Ho, 23, admitted to “one count of assault and battery with a dangerous weapon causing serious bodily injury and four counts of wanton destruction of property over $1,200,” according the Northwestern District Attorney’s Office.

The apartment fire occurred at 285 Main St. on April 29, 2018, leaving 21 residents without a home and injuring one person.

Assistant District Attorney Matthew Thomas, the prosecutor of the case, said Ho videotaped himself setting off fireworks inside an apartment and posted the video on Snapchat. Ho later told police he had set the fireworks then left the apartment without realizing the burning embers from the fireworks remained, according to Thomas.

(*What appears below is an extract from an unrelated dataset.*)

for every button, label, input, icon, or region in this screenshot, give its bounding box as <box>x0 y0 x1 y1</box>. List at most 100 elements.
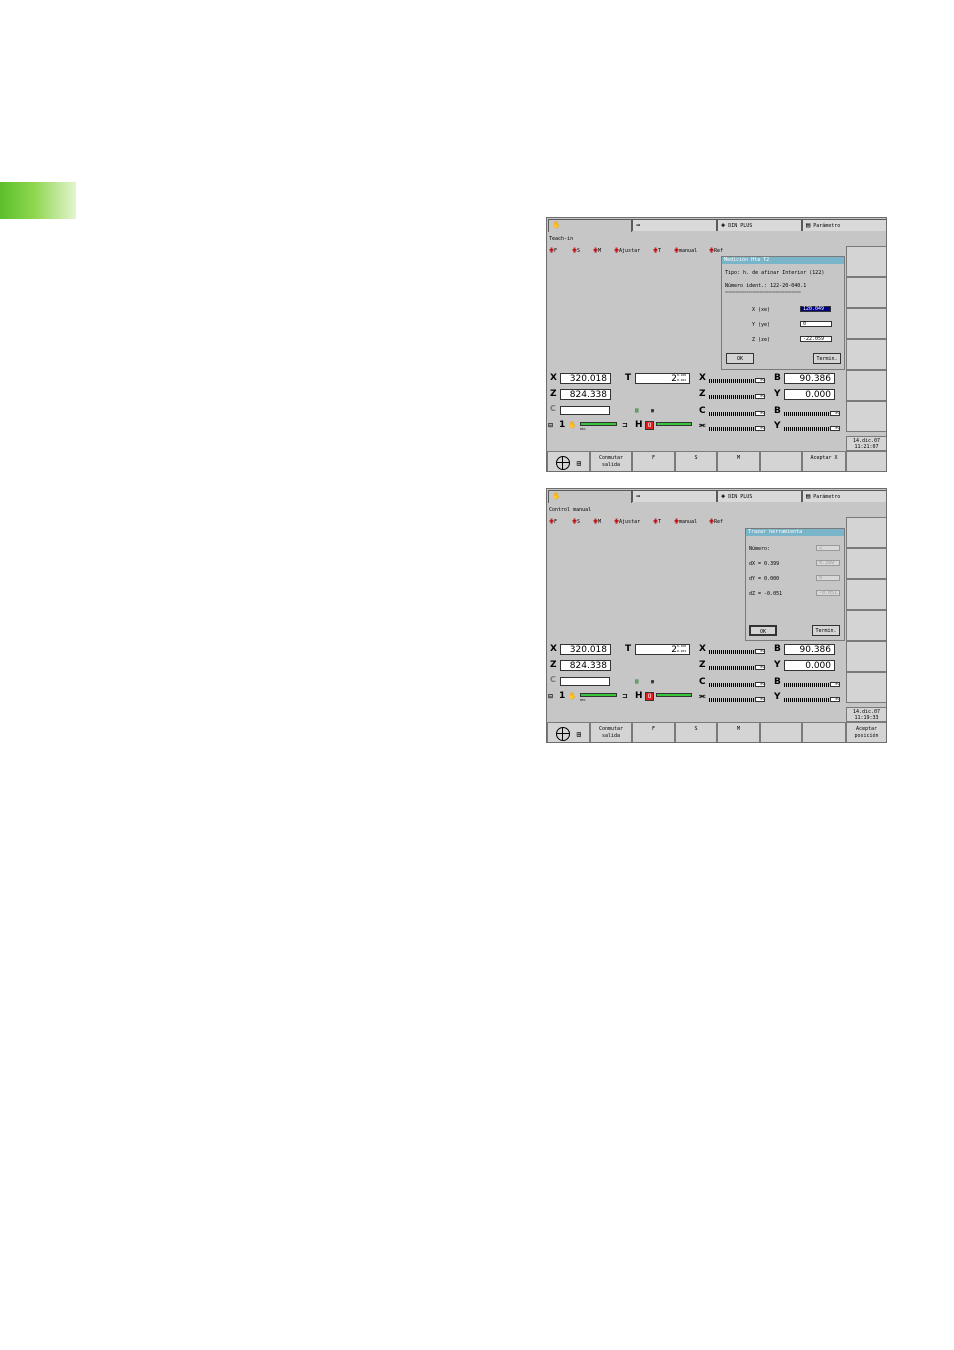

“The defendant’s foolish actions caused former residents of the apartments continued psychological harm,” Thomas said in a press release from the Northwestern District Attorney’s Office. “That they didn’t result in one or more deaths is thanks to the efforts of firefighters and police.”

Hampshire Superior Court Judge Richard Carey sentenced Ho to two years of probation and restitution payments to the landlord of the apartment. Ho was also sentenced to two years of probation from the assault and battery charge, which is “to be served concurrently.”

Ho was arraigned along with Laban K. Christenson in June of 2018. Ho initially plead not guilty.

Immediately following the fire, the University of Massachusetts reached out to students affected by the fires. Eighteen students were given housing in North Apartments, while three other students found housing at their sorority house, Sigma Delta Tau.

“It was a hell of an experience to go through,” Megan Kacenski, a resident of the apartment, told the Collegian in a May 5, 2018 article. “It hasn’t been a week yet, since this has all happened. It feels like it’s been months. These days have just been incredibly long.”